La “Culpa in vigilando” ha il suo fondamento nell’art. 2048 del Codice Civile.
Si legge nel secondo comma:” I precettori e coloro che insegnano un mestiere o un’arte sono responsabili del danno cagionato dal fatto illecito dei loro allievi e apprendisti nel tempo in cui sono sotto la loro vigilanza”.
Il passaggio individua i responsabili e il limite temporale.

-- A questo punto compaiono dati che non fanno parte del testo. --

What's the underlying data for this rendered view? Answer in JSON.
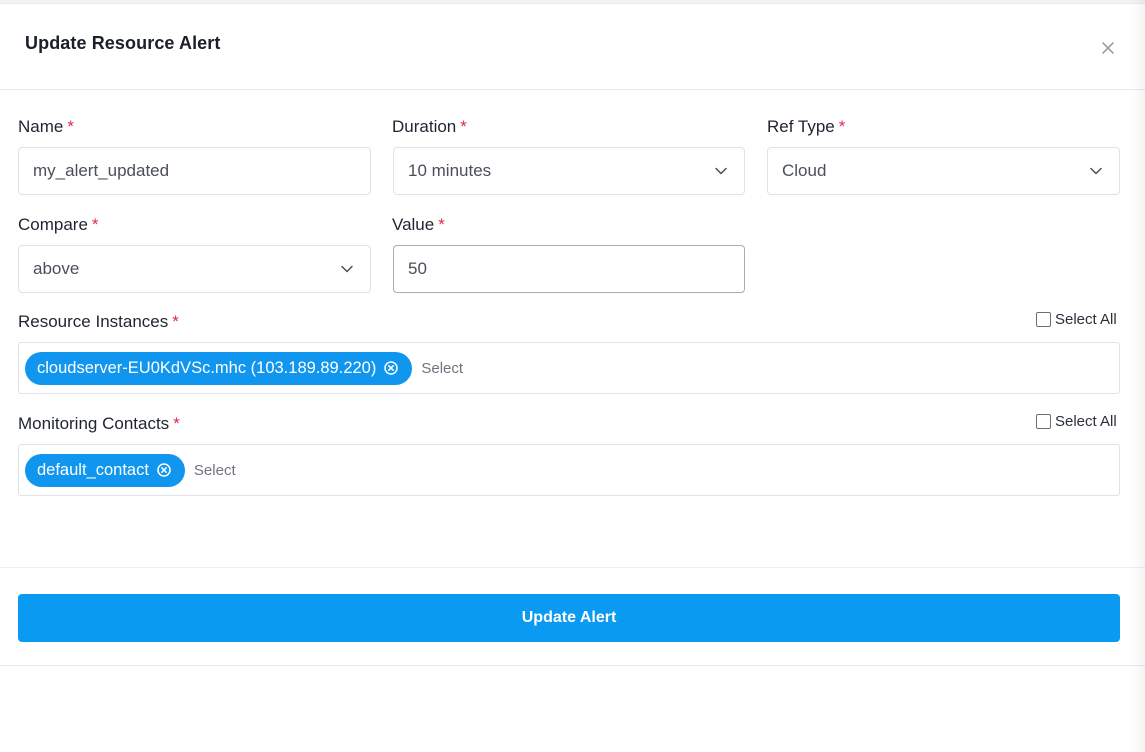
{
  "modal": {
    "title": "Update Resource Alert",
    "required_mark": "*"
  },
  "fields": {
    "name": {
      "label": "Name",
      "value": "my_alert_updated"
    },
    "duration": {
      "label": "Duration",
      "value": "10 minutes"
    },
    "ref_type": {
      "label": "Ref Type",
      "value": "Cloud"
    },
    "compare": {
      "label": "Compare",
      "value": "above"
    },
    "value": {
      "label": "Value",
      "value": "50"
    }
  },
  "resource_instances": {
    "label": "Resource Instances",
    "select_all_label": "Select All",
    "select_all_checked": false,
    "tags": [
      "cloudserver-EU0KdVSc.mhc (103.189.89.220)"
    ],
    "placeholder": "Select"
  },
  "monitoring_contacts": {
    "label": "Monitoring Contacts",
    "select_all_label": "Select All",
    "select_all_checked": false,
    "tags": [
      "default_contact"
    ],
    "placeholder": "Select"
  },
  "submit_label": "Update Alert",
  "colors": {
    "accent": "#0a9af2",
    "tag": "#1196f0",
    "required": "#e0294a"
  },
  "icons": {
    "close": "close-icon",
    "chevron": "chevron-down-icon",
    "tag_remove": "remove-tag-icon"
  }
}
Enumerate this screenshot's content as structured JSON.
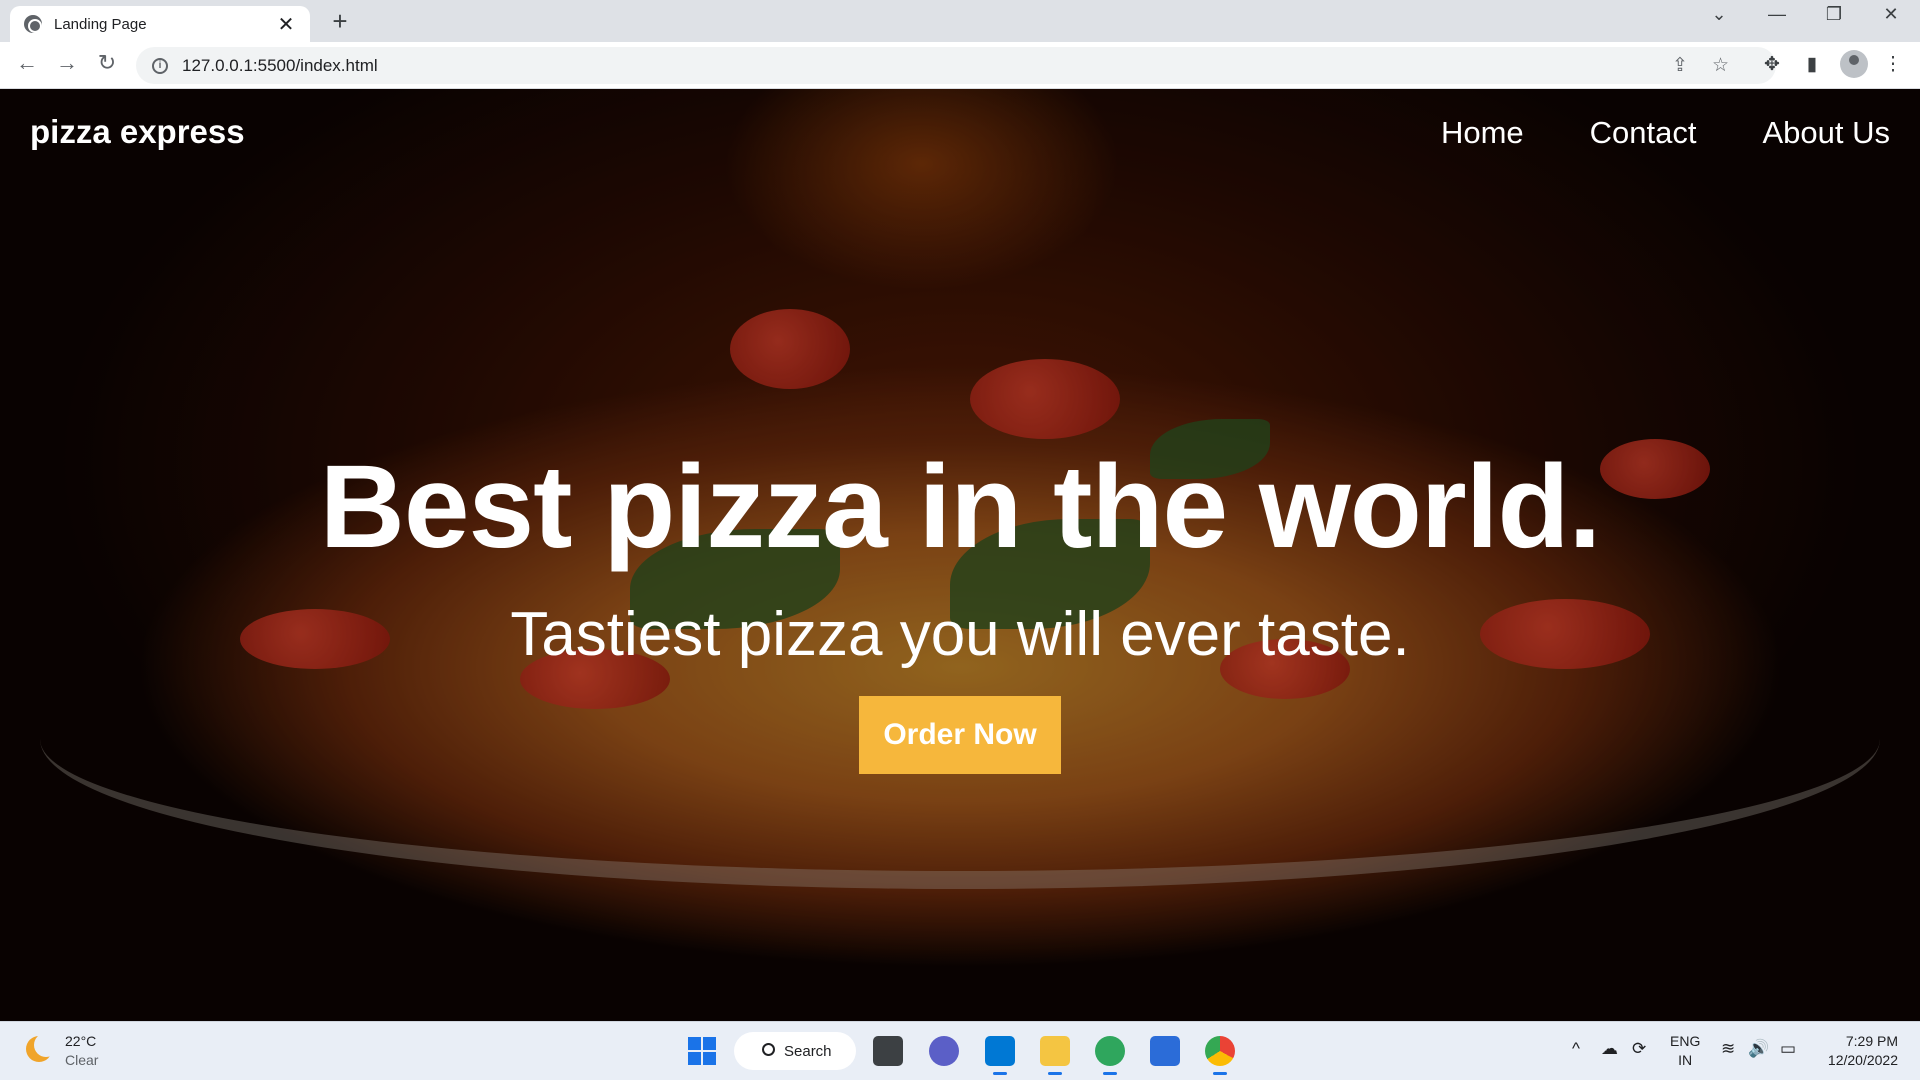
{
  "browser": {
    "tab_title": "Landing Page",
    "tab_close": "✕",
    "new_tab": "+",
    "url": "127.0.0.1:5500/index.html",
    "window_controls": {
      "dropdown": "⌄",
      "minimize": "—",
      "restore": "❐",
      "close": "✕"
    },
    "nav": {
      "back": "←",
      "forward": "→",
      "reload": "↻"
    },
    "toolbar_icons": {
      "share": "⇪",
      "bookmark": "☆",
      "extensions": "✥",
      "sidepanel": "▮",
      "menu": "⋮"
    }
  },
  "site": {
    "brand": "pizza express",
    "nav_items": [
      "Home",
      "Contact",
      "About Us"
    ],
    "headline": "Best pizza in the world.",
    "subheadline": "Tastiest pizza you will ever taste.",
    "cta": "Order Now",
    "accent_color": "#f6b73c"
  },
  "taskbar": {
    "weather_temp": "22°C",
    "weather_cond": "Clear",
    "search_label": "Search",
    "lang_top": "ENG",
    "lang_bottom": "IN",
    "time": "7:29 PM",
    "date": "12/20/2022",
    "tray_icons": {
      "chevron": "^",
      "cloud": "☁",
      "sync": "⟳",
      "wifi": "≋",
      "volume": "🔊",
      "battery": "▭"
    }
  }
}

Spesso però, i pochi che conoscono questo riferimento normativo (mi riferisco all’art. e non al generico “Sono responsabile…”), non conoscono il comma successivo che richiama la condizione liberatoria: “le persone indicate dai commi precedenti sono liberate dalla responsabilità soltanto se provano di non aver potuto impedire il fatto”.
Da qui discende il principio che non è sufficiente la presenza fisica per non essere citati per inadempienza degli obblighi sulla vigilanza.
In altri termini, non è sufficiente provare che al momento dell’incidente occorso al minore si era presenti. E’ necessario provare con atti formali o più semplicemente con azioni ad alto tasso di visibilità che si è impedito il fatto.
Alcuni esempi: zaini spostati in parti dell’aula non soggette al transito degli alunni; divieto esplicito di dondolarsi sulla sedia, di correre negli spazi ristretti dell’aula…
Ribadisco il criterio stringente che i giudici – sul loro tavolino non ci sono trattati di pedagogia, che “parlano” di autonomia – hanno come riferimento e dal quale discendono le loro sentenze: il grado di prevedibilità dell’evento!
Ovviamente questo ricade nell’interpretazione del giudice, in base alla documentazione e alle dichiarazioni dei testimoni.
Solo il basso tasso di prevedibilità dell’evento, può essere configurato come “repentino” e quindi rientrare nella condizione di “non aver potuto impedire il fatto“.